Silly stunts often can harm hunters’ rights

Turkey 'shoot' in Pennsylvania leads to animal cruelty charges

With steelhead fishing unpredictable, ice getting iffy and the spring walleye runs still a week or so away, a lot of outdoors people are getting restless looking for things to keep them occupied.

However, I would heartily advise everyone to avoid replicating the “outdoors” activity dreamed up by the Elstonville Sportsmen’s Association in Pennsylvania, a shoot in which archers paid $12 to fire arrows at live, farm-raised turkeys tied to bales of straw.

I read about this “shoot” when the dolts who organized it were first charged with animal cruelty in January. I read about it again last week when their club was fined $400.

Millions of people across the country who don’t hunt probably also read about it in their newspapers or saw it on TV newscasts, reinforcing their mental picture of us hunters as a mob of Elmer Fudds or backwoods bozos.

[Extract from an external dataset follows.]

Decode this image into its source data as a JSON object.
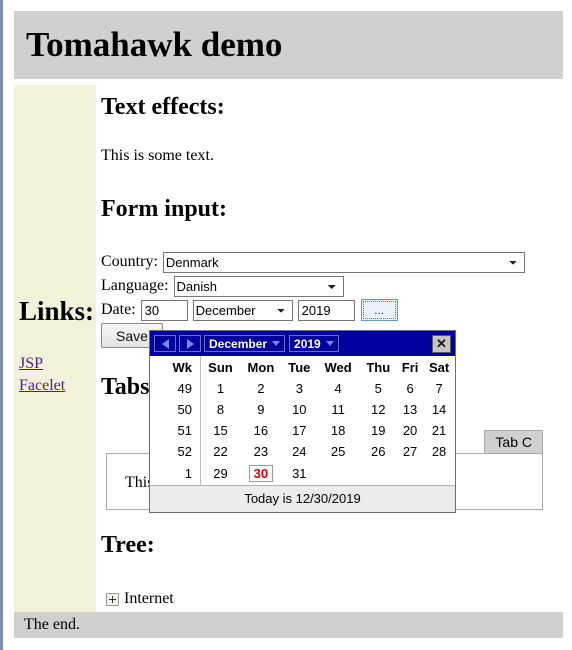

While some hunters might think that shoot was funny, they’re missing a crucial point: Those cretins in Pennsylvania moved us one small step closer to losing hunting rights by alienating the big mass of people who don’t hunt but don’t mind us hunting as long as we do it “fairly” and relatively “humanely.”

You could argue that nonhunters may overreact emotionally to what those Pennsylvania club members did. And I’d agree that killing turkeys at that shoot was no less humane than much of what I’ve seen done at slaughterhouses.

But I’d also respond that a similar emotional response was largely responsible for Michigan losing its dove season last year. When that issue was debated before the November vote, hundreds of people e-mailed or called to say they opposed a dove hunt because killing those little birds was somehow unmanly or too easy, although few may have known anything about dove hunting.

Amazingly, a large number of those respondents identified themselves as deer hunters.

Hunting triggers a lot of emotional responses, especially in a country where people have less contact with animals than at any time in human history. The average American today is an urbanite or suburbanite for whom a squirrel or starling is the closest thing to a wild animal he or she is likely to see. Meat is a virtually bloodless product that comes in small, neat packages and bears no resemblance to the furred or feathered critters from which it is produced.

A nonhunter pushing a cart in a supermarket just doesn’t connect that hygienically wrapped turkey breast in the basket with a big bird being killed, whether by an arrow or after its throat has been cut in a processing plant.

Consciously or unconsciously, nonhunters often base their concepts of wildlife on the cute, talking creatures in animated movies, or the pap on cable TV shows. In their own way, they are just as clueless about hunting as the goofballs who held that turkey shoot, but that doesn’t disqualify any of them from holding opinions and voting on them.

Even we hunters debate concepts like “fair chase,” and there are many within our fraternity who dislike the very idea of game ranches, where animals are killed behind fences. But “fair chase” is an emotional concept defined by the human brain, not the laws of nature.

So let’s put aside any notion that emotion won’t or shouldn’t play a role in the future of hunting, or that we hunters can simply ignore the feelings of the great nonhunting mass. They are the people who get to vote on whether we can hunt.